Michael George wrote:

I'm not sure, but I think using that terminology, if you have a quaternion representing your position/orientation on the surface of the sphere, then converting it to euler angles gives your (longitude, latitude, heading) = their (heading, attitude, bank). Your motion routines should all be straightforward: convert each of your directions to quaternions, and then multiply.

There isn't much advantage to using quaternions rather than rotation
matrices if all you want to do is compose rotations. It's straightforward
to calculate rotation matrices for given angles around the x, y and z
axes and multiply them together.

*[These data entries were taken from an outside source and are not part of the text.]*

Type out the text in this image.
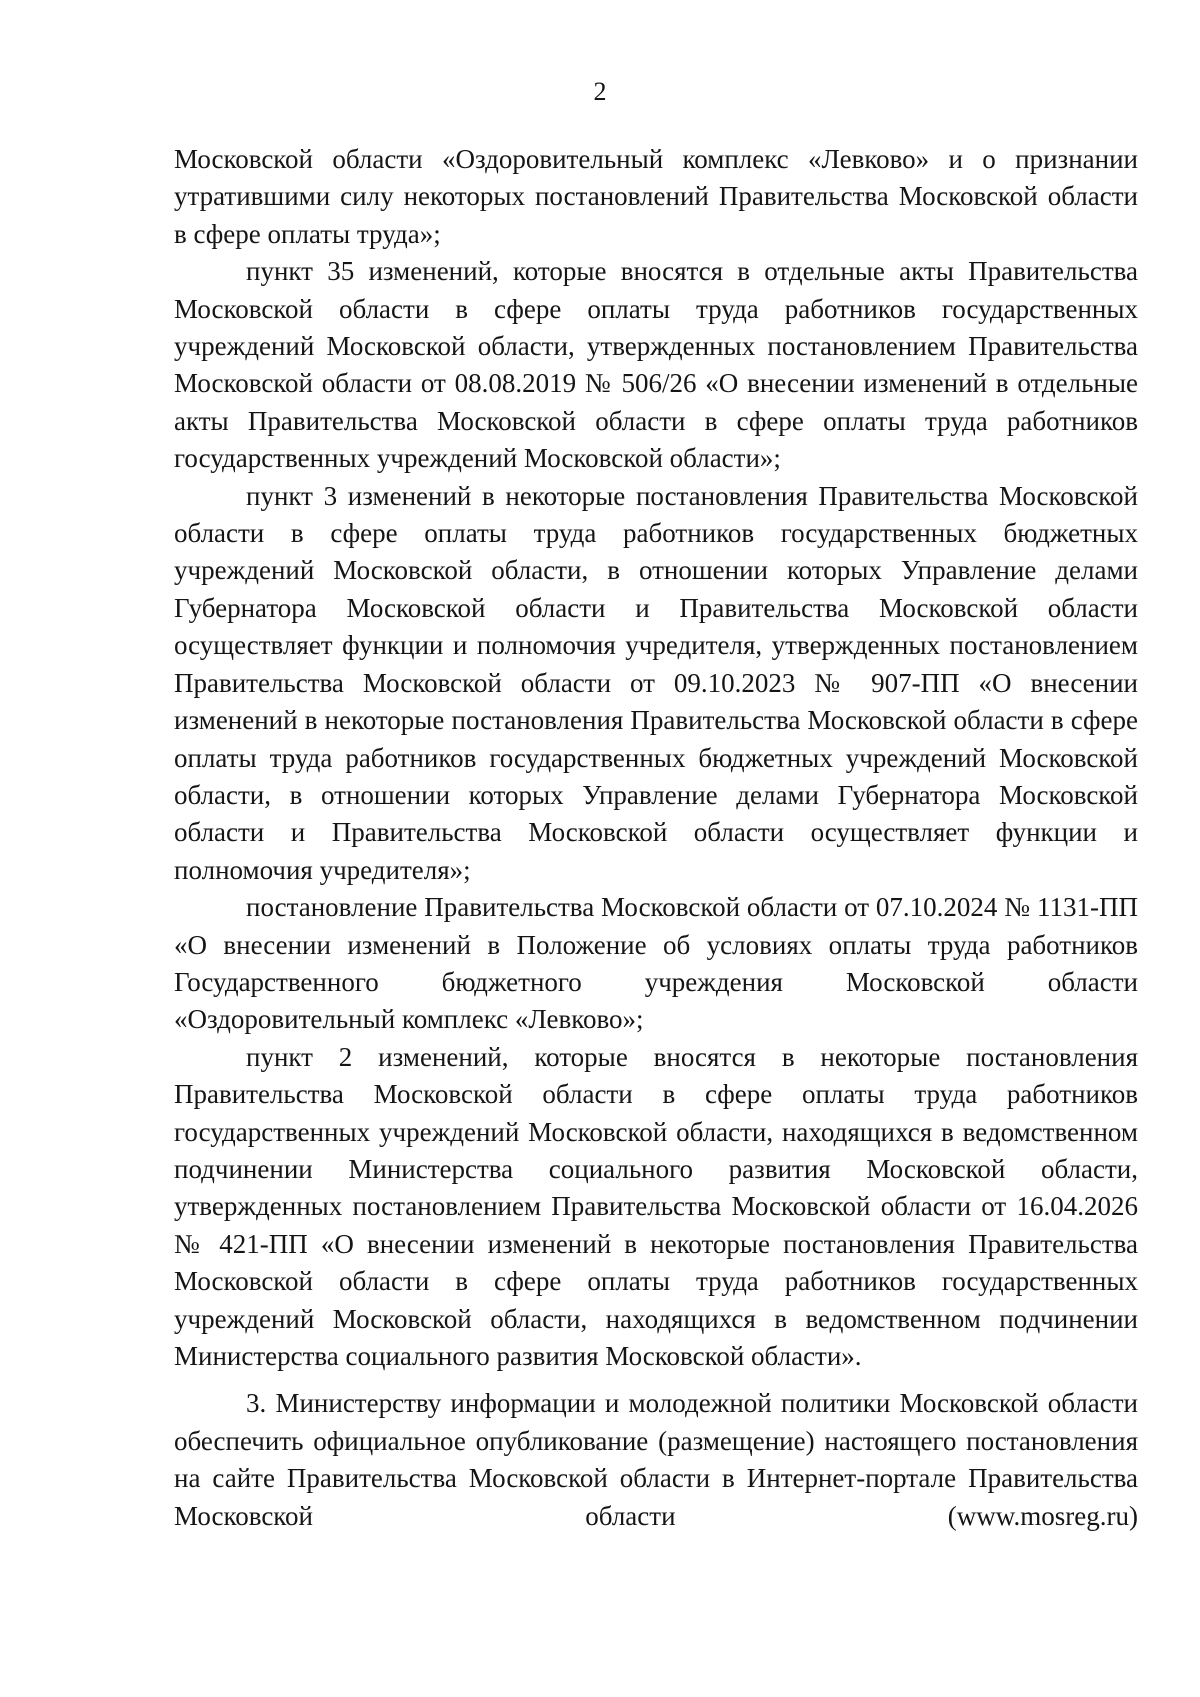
2

Московской области «Оздоровительный комплекс «Левково» и о признании утратившими силу некоторых постановлений Правительства Московской области в сфере оплаты труда»;

пункт 35 изменений, которые вносятся в отдельные акты Правительства Московской области в сфере оплаты труда работников государственных учреждений Московской области, утвержденных постановлением Правительства Московской области от 08.08.2019 № 506/26 «О внесении изменений в отдельные акты Правительства Московской области в сфере оплаты труда работников государственных учреждений Московской области»;

пункт 3 изменений в некоторые постановления Правительства Московской области в сфере оплаты труда работников государственных бюджетных учреждений Московской области, в отношении которых Управление делами Губернатора Московской области и Правительства Московской области осуществляет функции и полномочия учредителя, утвержденных постановлением Правительства Московской области от 09.10.2023 № 907-ПП «О внесении изменений в некоторые постановления Правительства Московской области в сфере оплаты труда работников государственных бюджетных учреждений Московской области, в отношении которых Управление делами Губернатора Московской области и Правительства Московской области осуществляет функции и полномочия учредителя»;

постановление Правительства Московской области от 07.10.2024 № 1131-ПП «О внесении изменений в Положение об условиях оплаты труда работников Государственного бюджетного учреждения Московской области «Оздоровительный комплекс «Левково»;

пункт 2 изменений, которые вносятся в некоторые постановления Правительства Московской области в сфере оплаты труда работников государственных учреждений Московской области, находящихся в ведомственном подчинении Министерства социального развития Московской области, утвержденных постановлением Правительства Московской области от 16.04.2026 № 421-ПП «О внесении изменений в некоторые постановления Правительства Московской области в сфере оплаты труда работников государственных учреждений Московской области, находящихся в ведомственном подчинении Министерства социального развития Московской области».

3. Министерству информации и молодежной политики Московской области обеспечить официальное опубликование (размещение) настоящего постановления на сайте Правительства Московской области в Интернет-портале Правительства Московской области (www.mosreg.ru)
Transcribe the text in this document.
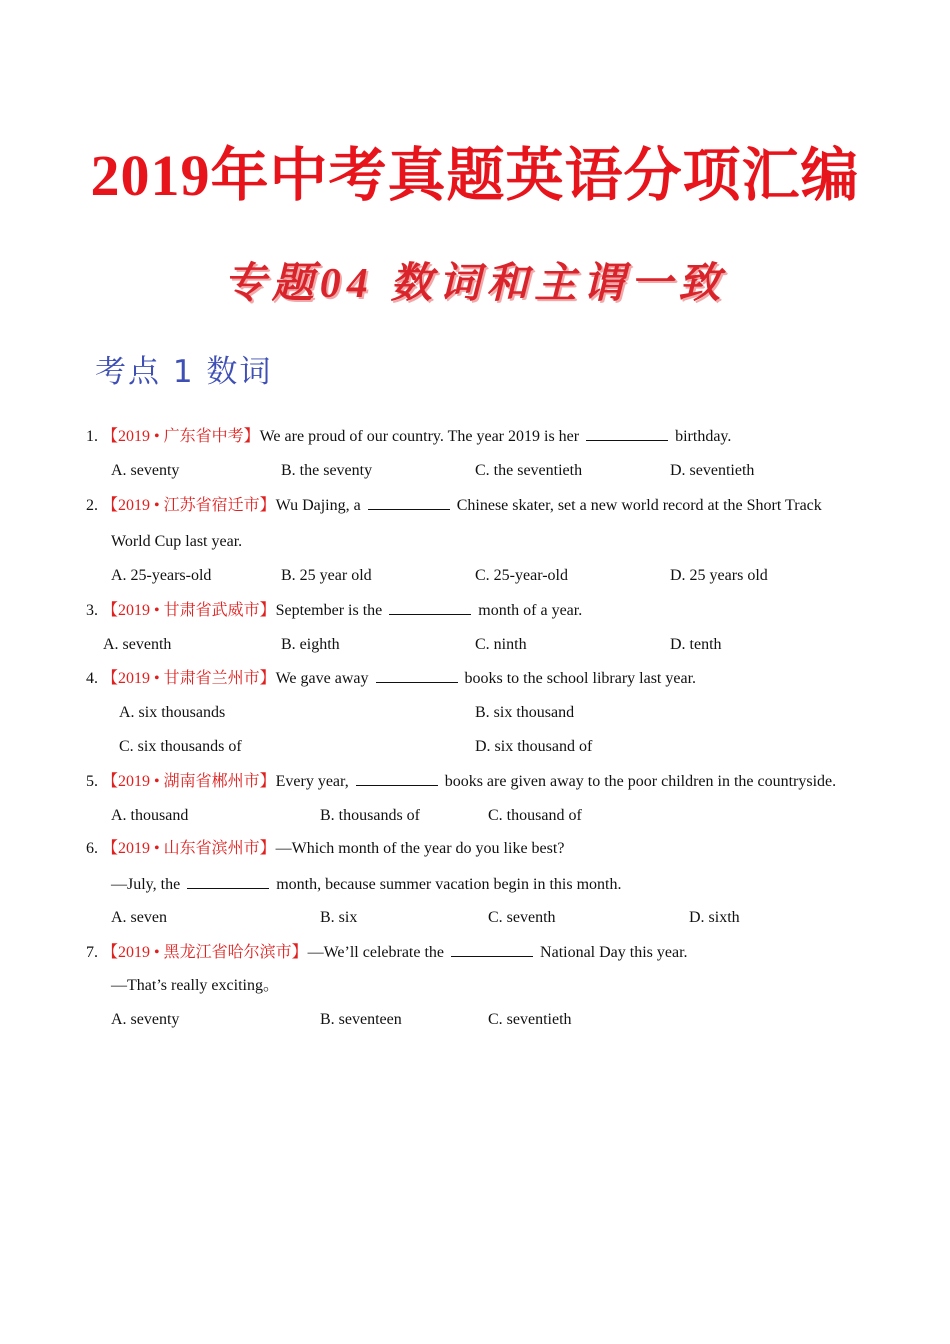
2019年中考真题英语分项汇编
专题04 数词和主谓一致
考点 1 数词
1. 【2019 • 广东省中考】We are proud of our country. The year 2019 is her	birthday.
A. seventy	B. the seventy	C. the seventieth	D. seventieth
2. 【2019 • 江苏省宿迁市】Wu Dajing, a	Chinese skater, set a new world record at the Short Track
World Cup last year.
A. 25-years-old	B. 25 year old	C. 25-year-old	D. 25 years old
3. 【2019 • 甘肃省武威市】September is the	month of a year.
A. seventh	B. eighth	C. ninth	D. tenth
4. 【2019 • 甘肃省兰州市】We gave away	books to the school library last year.
A. six thousands	B. six thousand
C. six thousands of	D. six thousand of
5. 【2019 • 湖南省郴州市】Every year,	books are given away to the poor children in the countryside.
A. thousand	B. thousands of	C. thousand of
6. 【2019 • 山东省滨州市】—Which month of the year do you like best?
—July, the	month, because summer vacation begin in this month.
A. seven	B. six	C. seventh	D. sixth
7. 【2019 • 黑龙江省哈尔滨市】—We’ll celebrate the	National Day this year.
—That’s really exciting。
A. seventy	B. seventeen	C. seventieth
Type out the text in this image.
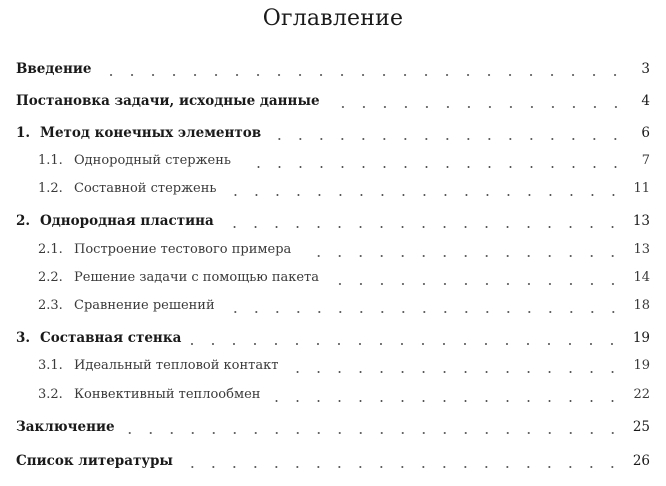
Оглавление
Введение	3
Постановка задачи, исходные данные	4
1. Метод конечных элементов	6
1.1. Однородный стержень	7
1.2. Составной стержень	11
2. Однородная пластина	13
2.1. Построение тестового примера	13
2.2. Решение задачи с помощью пакета	14
2.3. Сравнение решений	18
3. Составная стенка	19
3.1. Идеальный тепловой контакт	19
3.2. Конвективный теплообмен	22
Заключение	25
Список литературы	26
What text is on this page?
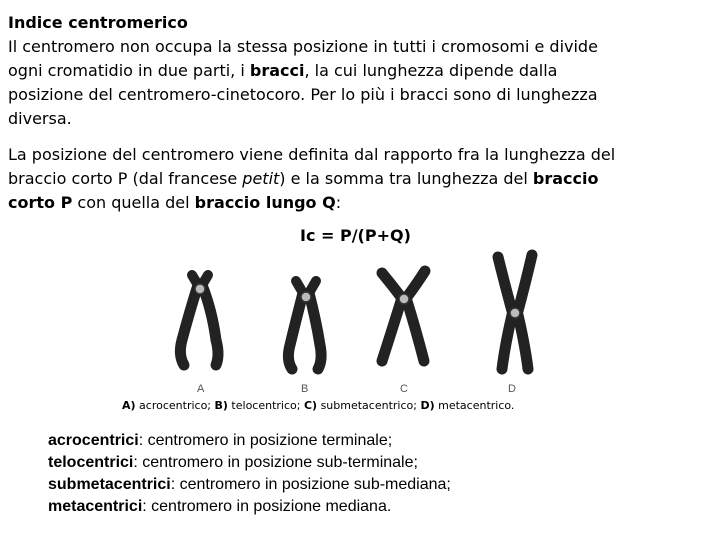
Indice centromerico
Il centromero non occupa la stessa posizione in tutti i cromosomi e divide
ogni cromatidio in due parti, i bracci, la cui lunghezza dipende dalla
posizione del centromero-cinetocoro. Per lo più i bracci sono di lunghezza
diversa.
La posizione del centromero viene definita dal rapporto fra la lunghezza del
braccio corto P (dal francese petit) e la somma tra lunghezza del braccio
corto P con quella del braccio lungo Q:
Ic = P/(P+Q)
A	B	C	D
A) acrocentrico; B) telocentrico; C) submetacentrico; D) metacentrico.
acrocentrici: centromero in posizione terminale;
telocentrici: centromero in posizione sub-terminale;
submetacentrici: centromero in posizione sub-mediana;
metacentrici: centromero in posizione mediana.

Although multiplying quaternions is
slightly easier than multiplying matrices, you have to convert the
result to a matrix in order to transform points with it, and the
extra computation required to do that loses most of the advantage.

Another thing you need to be aware of is that Euler angles are not
a good coordinate system for incrementally keeping track of the
orientation of an object. In a physics simulation, the orientation
of a body should be represented by either a rotation matrix or a
quaternion. If you try to do this using angles in some way, you'll run
into problems with singularities in the coordinate system. For
example, when your observer is at the north pole, you have no way
of keeping track of its heading, because all directions are
"south".

The way I would approach this is that it's essentially a flight
simulator in which the observer is constrained to move on the
surface of a sphere instead of moving freely in 3D space. The
state of the observer is represented by a position P and a
rotation matrix R.

Let's adopt the convention that the observer's local x axis
points forward from his point of view, his y axis points to the
left, and his z axis points upwards. We initialise P and R so that
P is somewhere on the surface of the earth and his local z axis
is pointing directly away from the centre of the earth.

If the observer moves at constant speed, then in one time unit
he will move forward by some constant distance dx. If he weren't
constrained to the surface of the earth, he would simply move
by a vector dX = (d, 0, 0) in his local coordinates, or R * dX
in global coordinates.

However, because he's on a sphere, he will also move a small
distance downwards, so his local movement vector is
dP = (dx, dy, 0) where dy can be calculated from dx and the
radius of the earth, or R * dP in global coordinates.

As well as that, he will also pitch downwards slightly so that
his x axis remains parallel with the surface of the earth. The
angle of this pitch change will be equal to the angle between
his old and new positions as measured from the centre of the
earth. For a constant step size, we can precalculate this angle,
let's call it a, and a corresponding rotation matrix Ry(a)
(a rotation by angle a around the y axis) representing his local
change in orientation.

We can now update the observer's state in global coordinates
using the following formulas:

  P' = P + R * dP
  R' = R * Ry(a)

--
Greg